I can see the advantages of that route. The downside of course is anything that impedes it making proper electrical contact at the right height skews the leveling data.

Yeah. I think in the next few years we are going to start seeing more hybrid multi approach auto leveling systems with more than one sensor type for compensation for that type of event.

I’ve been printing about 80% eSun ABS, 19% eSun PLA, and 1% eSun PETG.

With PLA I have to frequently clean the nozzle manually and I always watch the leveling process very carefully as well as the first layer. PLA really gums up the nozzle and then it sticks to itself like epoxy. It also seems that every few prints, it won’t get started and I have to stop the print, heat it up, manually push through some filament and hit the extrude button a few times, then retry. I always carefully watch leveling and first layer when I’m using PLA.

PETG is like PLA but even worse.

With ABS, about 90% of the time I press print and just walk away without any further observation. The wiping cleans the nozzle just fine with as near to total reliability as is probably possible, and ABS doesn’t seem so gummy so it doesn’t smear itself all over the nozzle like the other plastics I’ve been using – I rarely have to do a manual cleaning. It always sticks to the print bed and it always starts flowing. I love ABS (I do have a vent hood over the printer).
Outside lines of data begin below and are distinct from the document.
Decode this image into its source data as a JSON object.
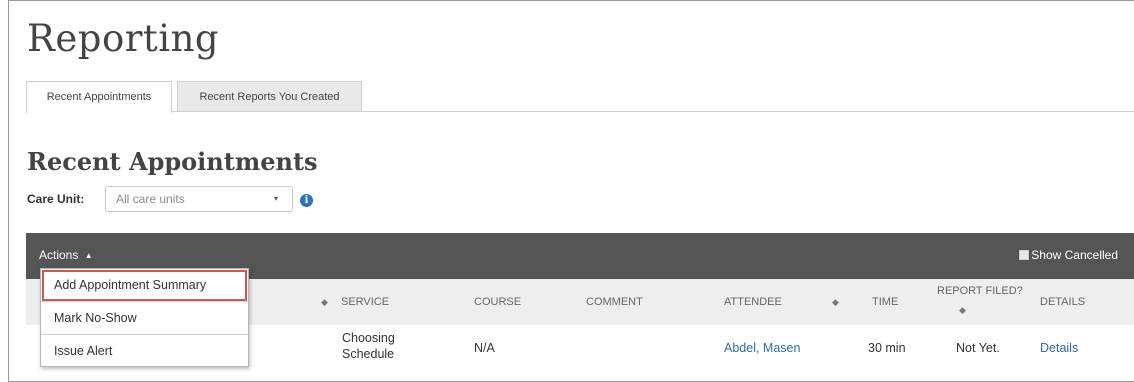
{
  "page": {
    "title": "Reporting"
  },
  "tabs": [
    {
      "label": "Recent Appointments",
      "active": true
    },
    {
      "label": "Recent Reports You Created",
      "active": false
    }
  ],
  "section": {
    "title": "Recent Appointments"
  },
  "care_unit": {
    "label": "Care Unit:",
    "value": "All care units",
    "caret": "▾",
    "info": "i"
  },
  "toolbar": {
    "actions_label": "Actions",
    "actions_icon": "▲",
    "show_cancelled_label": "Show Cancelled"
  },
  "actions_menu": [
    {
      "label": "Add Appointment Summary"
    },
    {
      "label": "Mark No-Show"
    },
    {
      "label": "Issue Alert"
    }
  ],
  "table": {
    "headers": {
      "sort_icon": "◆",
      "service": "SERVICE",
      "course": "COURSE",
      "comment": "COMMENT",
      "attendee": "ATTENDEE",
      "time": "TIME",
      "report_filed": "REPORT FILED?",
      "details": "DETAILS"
    },
    "rows": [
      {
        "service_line1": "Choosing",
        "service_line2": "Schedule",
        "course": "N/A",
        "attendee": "Abdel, Masen",
        "time": "30 min",
        "report_filed": "Not Yet.",
        "details": "Details"
      }
    ]
  },
  "colors": {
    "toolbar_bg": "#555555",
    "link": "#2a6bc1",
    "highlight_outline": "#d9534f",
    "info_icon": "#2b6fc6"
  }
}
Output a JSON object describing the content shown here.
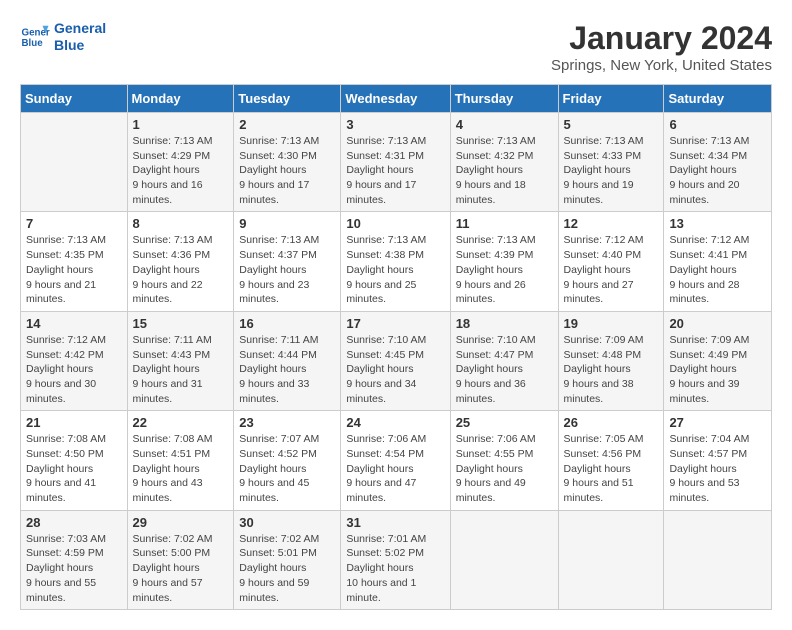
{
  "header": {
    "logo_line1": "General",
    "logo_line2": "Blue",
    "title": "January 2024",
    "subtitle": "Springs, New York, United States"
  },
  "days_of_week": [
    "Sunday",
    "Monday",
    "Tuesday",
    "Wednesday",
    "Thursday",
    "Friday",
    "Saturday"
  ],
  "weeks": [
    [
      {
        "day": "",
        "sunrise": "",
        "sunset": "",
        "daylight": ""
      },
      {
        "day": "1",
        "sunrise": "7:13 AM",
        "sunset": "4:29 PM",
        "daylight": "9 hours and 16 minutes."
      },
      {
        "day": "2",
        "sunrise": "7:13 AM",
        "sunset": "4:30 PM",
        "daylight": "9 hours and 17 minutes."
      },
      {
        "day": "3",
        "sunrise": "7:13 AM",
        "sunset": "4:31 PM",
        "daylight": "9 hours and 17 minutes."
      },
      {
        "day": "4",
        "sunrise": "7:13 AM",
        "sunset": "4:32 PM",
        "daylight": "9 hours and 18 minutes."
      },
      {
        "day": "5",
        "sunrise": "7:13 AM",
        "sunset": "4:33 PM",
        "daylight": "9 hours and 19 minutes."
      },
      {
        "day": "6",
        "sunrise": "7:13 AM",
        "sunset": "4:34 PM",
        "daylight": "9 hours and 20 minutes."
      }
    ],
    [
      {
        "day": "7",
        "sunrise": "7:13 AM",
        "sunset": "4:35 PM",
        "daylight": "9 hours and 21 minutes."
      },
      {
        "day": "8",
        "sunrise": "7:13 AM",
        "sunset": "4:36 PM",
        "daylight": "9 hours and 22 minutes."
      },
      {
        "day": "9",
        "sunrise": "7:13 AM",
        "sunset": "4:37 PM",
        "daylight": "9 hours and 23 minutes."
      },
      {
        "day": "10",
        "sunrise": "7:13 AM",
        "sunset": "4:38 PM",
        "daylight": "9 hours and 25 minutes."
      },
      {
        "day": "11",
        "sunrise": "7:13 AM",
        "sunset": "4:39 PM",
        "daylight": "9 hours and 26 minutes."
      },
      {
        "day": "12",
        "sunrise": "7:12 AM",
        "sunset": "4:40 PM",
        "daylight": "9 hours and 27 minutes."
      },
      {
        "day": "13",
        "sunrise": "7:12 AM",
        "sunset": "4:41 PM",
        "daylight": "9 hours and 28 minutes."
      }
    ],
    [
      {
        "day": "14",
        "sunrise": "7:12 AM",
        "sunset": "4:42 PM",
        "daylight": "9 hours and 30 minutes."
      },
      {
        "day": "15",
        "sunrise": "7:11 AM",
        "sunset": "4:43 PM",
        "daylight": "9 hours and 31 minutes."
      },
      {
        "day": "16",
        "sunrise": "7:11 AM",
        "sunset": "4:44 PM",
        "daylight": "9 hours and 33 minutes."
      },
      {
        "day": "17",
        "sunrise": "7:10 AM",
        "sunset": "4:45 PM",
        "daylight": "9 hours and 34 minutes."
      },
      {
        "day": "18",
        "sunrise": "7:10 AM",
        "sunset": "4:47 PM",
        "daylight": "9 hours and 36 minutes."
      },
      {
        "day": "19",
        "sunrise": "7:09 AM",
        "sunset": "4:48 PM",
        "daylight": "9 hours and 38 minutes."
      },
      {
        "day": "20",
        "sunrise": "7:09 AM",
        "sunset": "4:49 PM",
        "daylight": "9 hours and 39 minutes."
      }
    ],
    [
      {
        "day": "21",
        "sunrise": "7:08 AM",
        "sunset": "4:50 PM",
        "daylight": "9 hours and 41 minutes."
      },
      {
        "day": "22",
        "sunrise": "7:08 AM",
        "sunset": "4:51 PM",
        "daylight": "9 hours and 43 minutes."
      },
      {
        "day": "23",
        "sunrise": "7:07 AM",
        "sunset": "4:52 PM",
        "daylight": "9 hours and 45 minutes."
      },
      {
        "day": "24",
        "sunrise": "7:06 AM",
        "sunset": "4:54 PM",
        "daylight": "9 hours and 47 minutes."
      },
      {
        "day": "25",
        "sunrise": "7:06 AM",
        "sunset": "4:55 PM",
        "daylight": "9 hours and 49 minutes."
      },
      {
        "day": "26",
        "sunrise": "7:05 AM",
        "sunset": "4:56 PM",
        "daylight": "9 hours and 51 minutes."
      },
      {
        "day": "27",
        "sunrise": "7:04 AM",
        "sunset": "4:57 PM",
        "daylight": "9 hours and 53 minutes."
      }
    ],
    [
      {
        "day": "28",
        "sunrise": "7:03 AM",
        "sunset": "4:59 PM",
        "daylight": "9 hours and 55 minutes."
      },
      {
        "day": "29",
        "sunrise": "7:02 AM",
        "sunset": "5:00 PM",
        "daylight": "9 hours and 57 minutes."
      },
      {
        "day": "30",
        "sunrise": "7:02 AM",
        "sunset": "5:01 PM",
        "daylight": "9 hours and 59 minutes."
      },
      {
        "day": "31",
        "sunrise": "7:01 AM",
        "sunset": "5:02 PM",
        "daylight": "10 hours and 1 minute."
      },
      {
        "day": "",
        "sunrise": "",
        "sunset": "",
        "daylight": ""
      },
      {
        "day": "",
        "sunrise": "",
        "sunset": "",
        "daylight": ""
      },
      {
        "day": "",
        "sunrise": "",
        "sunset": "",
        "daylight": ""
      }
    ]
  ]
}
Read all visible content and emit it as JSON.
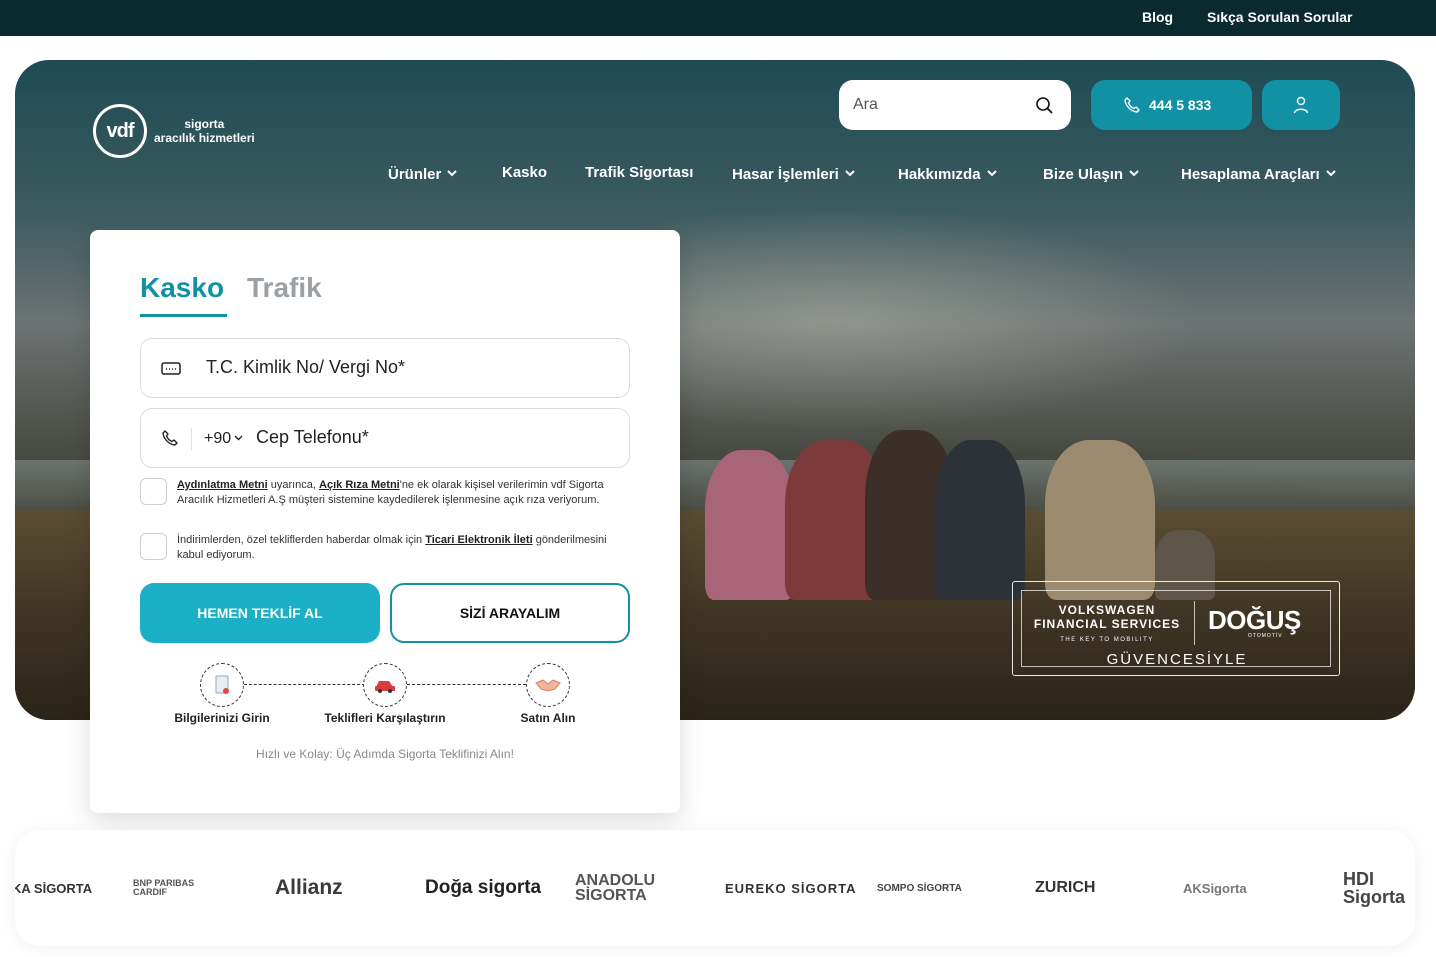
{
  "topbar": {
    "blog": "Blog",
    "faq": "Sıkça Sorulan Sorular"
  },
  "brand": {
    "logo_mark": "vdf",
    "line1": "sigorta",
    "line2": "aracılık hizmetleri"
  },
  "header": {
    "search_placeholder": "Ara",
    "phone": "444 5 833",
    "nav": [
      "Ürünler",
      "Kasko",
      "Trafik Sigortası",
      "Hasar İşlemleri",
      "Hakkımızda",
      "Bize Ulaşın",
      "Hesaplama Araçları"
    ]
  },
  "form": {
    "tabs": {
      "active": "Kasko",
      "inactive": "Trafik"
    },
    "id_placeholder": "T.C. Kimlik No/ Vergi No*",
    "country_code": "+90",
    "phone_placeholder": "Cep Telefonu*",
    "consent1": {
      "link1": "Aydınlatma Metni",
      "mid": " uyarınca, ",
      "link2": "Açık Rıza Metni",
      "rest": "'ne ek olarak kişisel verilerimin vdf Sigorta Aracılık Hizmetleri A.Ş müşteri sistemine kaydedilerek işlenmesine açık rıza veriyorum."
    },
    "consent2": {
      "pre": "İndirimlerden, özel tekliflerden haberdar olmak için ",
      "link": "Ticari Elektronik İleti",
      "rest": " gönderilmesini kabul ediyorum."
    },
    "primary_button": "HEMEN TEKLİF AL",
    "secondary_button": "SİZİ ARAYALIM",
    "steps": [
      "Bilgilerinizi Girin",
      "Teklifleri Karşılaştırın",
      "Satın Alın"
    ],
    "tagline": "Hızlı ve Kolay: Üç Adımda Sigorta Teklifinizi Alın!"
  },
  "badge": {
    "vw_line1": "VOLKSWAGEN",
    "vw_line2": "FINANCIAL SERVICES",
    "vw_tagline": "THE KEY TO MOBILITY",
    "dogus": "DOĞUŞ",
    "dogus_sub": "OTOMOTİV",
    "bottom": "GÜVENCESİYLE"
  },
  "partners": [
    "KA SİGORTA",
    "BNP PARIBAS CARDIF",
    "Allianz",
    "Doğa sigorta",
    "ANADOLU SİGORTA",
    "EUREKO SİGORTA",
    "SOMPO SİGORTA",
    "ZURICH",
    "AKSigorta",
    "HDI Sigorta"
  ],
  "colors": {
    "accent": "#1291a5",
    "accent_light": "#1cb0c6",
    "topbar": "#0b2a30"
  }
}
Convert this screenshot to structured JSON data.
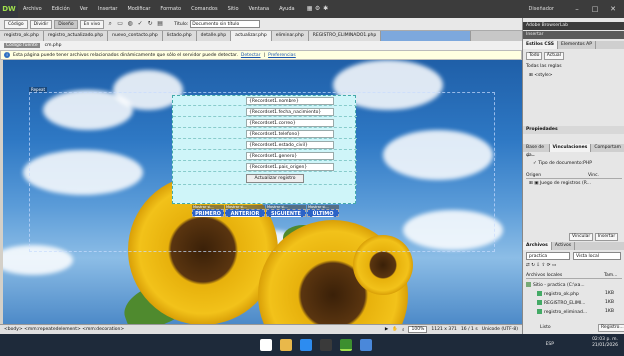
{
  "app": {
    "logo": "DW",
    "menu": [
      "Archivo",
      "Edición",
      "Ver",
      "Insertar",
      "Modificar",
      "Formato",
      "Comandos",
      "Sitio",
      "Ventana",
      "Ayuda"
    ],
    "workspace": "Diseñador",
    "window_buttons": [
      "–",
      "□",
      "✕"
    ]
  },
  "doc_toolbar": {
    "views": [
      "Código",
      "Dividir",
      "Diseño",
      "En vivo"
    ],
    "active_view": "Diseño",
    "title_label": "Título:",
    "title_value": "Documento sin título"
  },
  "tabs": [
    {
      "label": "registro_ok.php",
      "state": "normal"
    },
    {
      "label": "registro_actualizado.php",
      "state": "normal"
    },
    {
      "label": "nuevo_contacto.php",
      "state": "normal"
    },
    {
      "label": "listado.php",
      "state": "normal"
    },
    {
      "label": "detalle.php",
      "state": "normal"
    },
    {
      "label": "actualizar.php",
      "state": "active"
    },
    {
      "label": "eliminar.php",
      "state": "normal"
    },
    {
      "label": "REGISTRO_ELIMINADO1.php",
      "state": "normal"
    },
    {
      "label": "",
      "state": "blue"
    }
  ],
  "related_files": [
    "Código fuente",
    "cm.php"
  ],
  "infobar": {
    "text": "Esta página puede tener archivos relacionados dinámicamente que sólo el servidor puede detectar.",
    "links": [
      "Detectar",
      "Preferencias"
    ]
  },
  "canvas": {
    "guide_label": "Repeat",
    "form_fields": [
      "{Recordset1.nombre}",
      "{Recordset1.fecha_nacimiento}",
      "{Recordset1.correo}",
      "{Recordset1.telefono}",
      "{Recordset1.estado_civil}",
      "{Recordset1.genero}",
      "{Recordset1.pais_origen}"
    ],
    "submit_label": "Actualizar registro",
    "nav_tag": "Mostrar si...",
    "nav_links": [
      "PRIMERO",
      "ANTERIOR",
      "SIGUIENTE",
      "ÚLTIMO"
    ]
  },
  "statusbar": {
    "breadcrumb": "<body>   <mm:repeatedelement>  <mm:decoration>",
    "zoom": "100%",
    "size": "1121 x 371",
    "weight": "16 / 1 s",
    "encoding": "Unicode (UTF-8)"
  },
  "right_panel": {
    "browserlab_title": "Adobe BrowserLab",
    "insert_title": "Insertar",
    "css_tabs": [
      "Estilos CSS",
      "Elementos AP"
    ],
    "css_subtabs": [
      "Todo",
      "Actual"
    ],
    "rules_heading": "Todas las reglas",
    "rule_item": "<style>",
    "props_heading": "Propiedades",
    "bindings_tabs": [
      "Base de da",
      "Vinculaciones",
      "Comportam"
    ],
    "doc_type": "Tipo de documento:PHP",
    "binding_col1": "Origen",
    "binding_col2": "Vinc.",
    "binding_item": "Juego de registros (R...",
    "bind_button": "Vincular",
    "insert_button": "Insertar",
    "files_tabs": [
      "Archivos",
      "Activos"
    ],
    "site_select": "practica",
    "view_select": "Vista local",
    "files_col1": "Archivos locales",
    "files_col2": "Tam...",
    "site_root": "Sitio - practica (C:\\xa...",
    "files": [
      "registro_ok.php",
      "REGISTRO_ELIMI...",
      "registro_eliminad..."
    ],
    "file_sizes": [
      "1KB",
      "1KB",
      "1KB"
    ],
    "log_button": "Registro...",
    "ready": "Listo"
  },
  "taskbar": {
    "lang": "ESP",
    "time": "02:03 p. m.",
    "date": "21/01/2026",
    "icon_colors": [
      "#ffffff",
      "#e9b84a",
      "#2d8cf0",
      "#3a3a3a",
      "#3c8f2f",
      "#4a88da"
    ]
  }
}
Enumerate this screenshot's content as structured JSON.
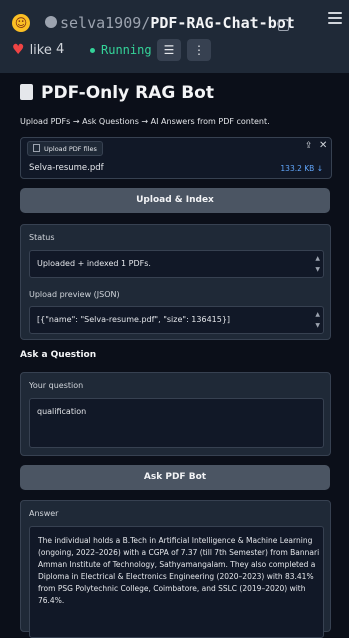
{
  "header": {
    "owner": "selva1909",
    "slash": "/",
    "repo": "PDF-RAG-Chat-bot",
    "like_label": "like",
    "like_count": "4",
    "status": "Running"
  },
  "app": {
    "title": "PDF-Only RAG Bot",
    "subtitle": "Upload PDFs → Ask Questions → AI Answers from PDF content."
  },
  "upload": {
    "label": "Upload PDF files",
    "file_name": "Selva-resume.pdf",
    "file_size": "133.2 KB ↓"
  },
  "buttons": {
    "upload_index": "Upload & Index",
    "ask": "Ask PDF Bot"
  },
  "status": {
    "label": "Status",
    "value": "Uploaded + indexed 1 PDFs."
  },
  "preview": {
    "label": "Upload preview (JSON)",
    "value": "[{\"name\": \"Selva-resume.pdf\", \"size\": 136415}]"
  },
  "question": {
    "section_title": "Ask a Question",
    "label": "Your question",
    "value": "qualification"
  },
  "answer": {
    "label": "Answer",
    "text": "The individual holds a B.Tech in Artificial Intelligence & Machine Learning (ongoing, 2022–2026) with a CGPA of 7.37 (till 7th Semester) from Bannari Amman Institute of Technology, Sathyamangalam. They also completed a Diploma in Electrical & Electronics Engineering (2020–2023) with 83.41% from PSG Polytechnic College, Coimbatore, and SSLC (2019–2020) with 76.4%."
  },
  "colors": {
    "background": "#0b0f19",
    "panel": "#1f2937",
    "button": "#4b5563",
    "running": "#34d399",
    "link": "#60a5fa"
  }
}
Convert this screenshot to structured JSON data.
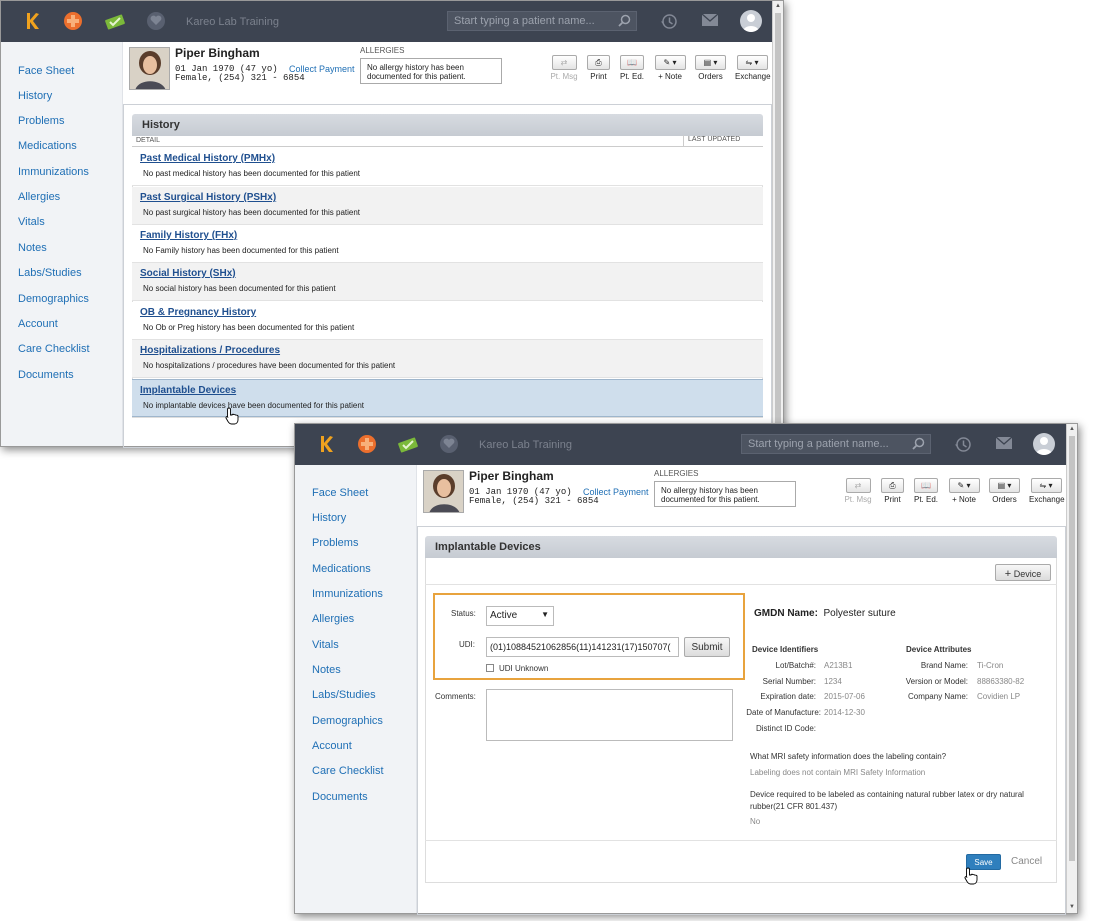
{
  "app": {
    "title": "Kareo Lab Training",
    "search_placeholder": "Start typing a patient name..."
  },
  "sidebar": {
    "items": [
      "Face Sheet",
      "History",
      "Problems",
      "Medications",
      "Immunizations",
      "Allergies",
      "Vitals",
      "Notes",
      "Labs/Studies",
      "Demographics",
      "Account",
      "Care Checklist",
      "Documents"
    ]
  },
  "patient": {
    "name": "Piper Bingham",
    "dob": "01 Jan 1970 (47 yo)",
    "sex_phone": "Female, (254) 321 - 6854",
    "collect_payment": "Collect Payment",
    "allergies_label": "ALLERGIES",
    "allergies_text": "No allergy history has been documented for this patient."
  },
  "toolbar": {
    "pt_msg": "Pt. Msg",
    "print": "Print",
    "pt_ed": "Pt. Ed.",
    "note": "+ Note",
    "orders": "Orders",
    "exchange": "Exchange"
  },
  "history": {
    "title": "History",
    "col_detail": "DETAIL",
    "col_updated": "LAST UPDATED",
    "rows": [
      {
        "title": "Past Medical History (PMHx)",
        "desc": "No past medical history has been documented for this patient"
      },
      {
        "title": "Past Surgical History (PSHx)",
        "desc": "No past surgical history has been documented for this patient"
      },
      {
        "title": "Family History (FHx)",
        "desc": "No Family history has been documented for this patient"
      },
      {
        "title": "Social History (SHx)",
        "desc": "No social history has been documented for this patient"
      },
      {
        "title": "OB & Pregnancy History",
        "desc": "No Ob or Preg history has been documented for this patient"
      },
      {
        "title": "Hospitalizations / Procedures",
        "desc": "No hospitalizations / procedures have been documented for this patient"
      },
      {
        "title": "Implantable Devices",
        "desc": "No implantable devices have been documented for this patient"
      }
    ]
  },
  "device": {
    "title": "Implantable Devices",
    "add_device": "Device",
    "status_label": "Status:",
    "status_value": "Active",
    "udi_label": "UDI:",
    "udi_value": "(01)10884521062856(11)141231(17)150707(",
    "submit": "Submit",
    "udi_unknown": "UDI Unknown",
    "comments_label": "Comments:",
    "gmdn_label": "GMDN Name:",
    "gmdn_value": "Polyester suture",
    "identifiers_title": "Device Identifiers",
    "lot_label": "Lot/Batch#:",
    "lot_value": "A213B1",
    "serial_label": "Serial Number:",
    "serial_value": "1234",
    "exp_label": "Expiration date:",
    "exp_value": "2015-07-06",
    "mfg_label": "Date of Manufacture:",
    "mfg_value": "2014-12-30",
    "distinct_label": "Distinct ID Code:",
    "distinct_value": "",
    "attributes_title": "Device Attributes",
    "brand_label": "Brand Name:",
    "brand_value": "Ti-Cron",
    "version_label": "Version or Model:",
    "version_value": "88863380-82",
    "company_label": "Company Name:",
    "company_value": "Covidien LP",
    "mri_question": "What MRI safety information does the labeling contain?",
    "mri_answer": "Labeling does not contain MRI Safety Information",
    "rubber_question": "Device required to be labeled as containing natural rubber latex or dry natural rubber(21 CFR 801.437)",
    "rubber_answer": "No",
    "save": "Save",
    "cancel": "Cancel"
  },
  "colors": {
    "topbar": "#3d4451",
    "link": "#1f6fb5",
    "highlight": "#e8a33d",
    "save": "#2f7fbd",
    "selected_row": "#cfdeec"
  }
}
Are you sure the issue is a dirty nozzle? On mine the wire on the hot-end was lose, causing the same bed levelling failure intermittently.

I also blamed it on a dirty nozzle because it seems that after lots of scrubbing it would work again – which was just because all the movement involved in cleaning caused the electrical contact to improve for a short time.

Try adjusting your wipe and probe temp up a couple degrees. I have noticed different plastics are a little sticky at the stock temps.

I print PLA and ABS daily on my Mini. A failed auto level sequence is rarely a problem.

I will give that a try, thanks!

A failed auto level sequence is rarely a problem.

Except for gouges in the PEI. :wink:

Thankfully, I have stopped it before any gouges happened!

The golden rule of printing… Always. Watch. The. First. Layer.

That has saved me many headaches.

I have replaced the felt pad, with a teflon-safe scrubbing pad that has been cut down to the same size and height.

http://www.scotch-brite.com/wps/portal/3M/en_US/Scotch-BriteBrand/Scotch-Brite/Products/Product-Catalog/~/Scotch-Brite-Non-Scratch-Scour-Pad?N=4337+3294631761&rt=rud

Works a treat, doesn’t melt or stick to the brass nozzle, and the nozzle comes out SHINY clean after each wipe cycle.